Kimiko Gunji learned she had been chosen for the award in early April, but refrained from sharing the news. Once it was announced in Japanese media, Japan House began receiving "abundant emails," Gunji-Ballsrud said.
Japan's imperial family will bestow almost 900 of these orders this year. Fewer than 40 will go to women, and only a handful to women not living in Japan.
Gunji joined the Illinois faculty in 1979. She taught courses in Zen aesthetics, Japanese tea ceremony and flower arranging at Japan House, and a course titled "Rigidity and Flexibility in Japanese Arts and Culture" in the Campus Honors program. She holds a teaching certificate in Japanese dance, and achieved the master level in both flower arranging and tea. She is president of the Illinois Prairie Ikenobo Ikebana (flower arranging study group) and the Urbana-Champaign Association of Chado Urasenke Tankokai Inc. (tea study group).

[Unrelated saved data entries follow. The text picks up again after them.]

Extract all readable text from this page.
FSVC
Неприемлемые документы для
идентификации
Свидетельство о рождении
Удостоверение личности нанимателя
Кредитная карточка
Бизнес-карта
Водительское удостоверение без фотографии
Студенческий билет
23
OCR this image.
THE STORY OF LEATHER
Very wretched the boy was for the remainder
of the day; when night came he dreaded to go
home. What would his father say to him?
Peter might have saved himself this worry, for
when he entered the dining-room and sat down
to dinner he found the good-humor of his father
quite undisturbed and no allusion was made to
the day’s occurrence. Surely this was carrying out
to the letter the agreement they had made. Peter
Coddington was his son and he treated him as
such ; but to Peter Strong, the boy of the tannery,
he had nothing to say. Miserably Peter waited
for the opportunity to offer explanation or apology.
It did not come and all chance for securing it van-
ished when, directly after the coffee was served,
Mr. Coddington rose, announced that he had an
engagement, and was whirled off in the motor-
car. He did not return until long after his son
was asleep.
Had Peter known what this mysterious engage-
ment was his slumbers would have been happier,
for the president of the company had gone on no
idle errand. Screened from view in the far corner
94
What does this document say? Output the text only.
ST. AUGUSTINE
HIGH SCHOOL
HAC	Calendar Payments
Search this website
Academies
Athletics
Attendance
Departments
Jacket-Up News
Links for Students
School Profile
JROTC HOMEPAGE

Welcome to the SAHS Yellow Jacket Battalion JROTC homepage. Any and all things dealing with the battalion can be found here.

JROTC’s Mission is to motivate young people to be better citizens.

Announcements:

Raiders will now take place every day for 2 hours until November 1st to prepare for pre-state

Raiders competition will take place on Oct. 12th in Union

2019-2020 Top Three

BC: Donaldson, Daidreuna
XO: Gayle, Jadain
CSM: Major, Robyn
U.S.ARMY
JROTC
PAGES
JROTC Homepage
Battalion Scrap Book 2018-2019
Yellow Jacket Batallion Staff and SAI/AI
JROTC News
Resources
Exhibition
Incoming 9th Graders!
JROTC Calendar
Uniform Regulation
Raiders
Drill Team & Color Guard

All along, she was involved with Japan House, initially as assistant to Shozo Sato, the first director. His 1992 retirement coincided with the razing of the Victorian structure on California Avenue that had been home to Japan House since 1975. The university provided land for a new facility, and Gunji spent the next few years raising funds from private donors to finance the construction of a building. A new Japan House, surrounded by traditional Japanese gardens, was dedicated on June 18, 1998, and Gunji was named director.
"Here's a little Japanese woman who just said, 'I believe in this, we're going to make it happen,' and she did," Gunji-Ballsrud said. "This was everything to her. She lived and breathed Japan House, not for herself and not really even for the university, but truly to share Japanese arts and culture with the broader community. It was her heart she poured into this."
Gunji-Ballsrud, a professor of graphic design and the interim director of Japan House, said that despite retirement, her mother plans to continue teaching a weekly tea class, a monthly flower-arranging class and her Campus Honors course. She is taking more lessons in tea and flower arranging, accepting more speaking engagements and giving more demonstrations than before.
"My mother's zodiac character is the dragon, which is the only mythical character in the Chinese zodiac," Gunji-Ballsrud said. "These dragons are a force of nature."
Gunji has received numerous awards, including a Campus Award for Excellence in Undergraduate Teaching and an Illinois Arts Council fellowship. On June 14 she will receive a Cultural Achievement award from the Japan American Society of Chicago.
Japan House will host a reception celebrating Gunji's award on June 16 (Saturday) from 5:30 to 7 p.m.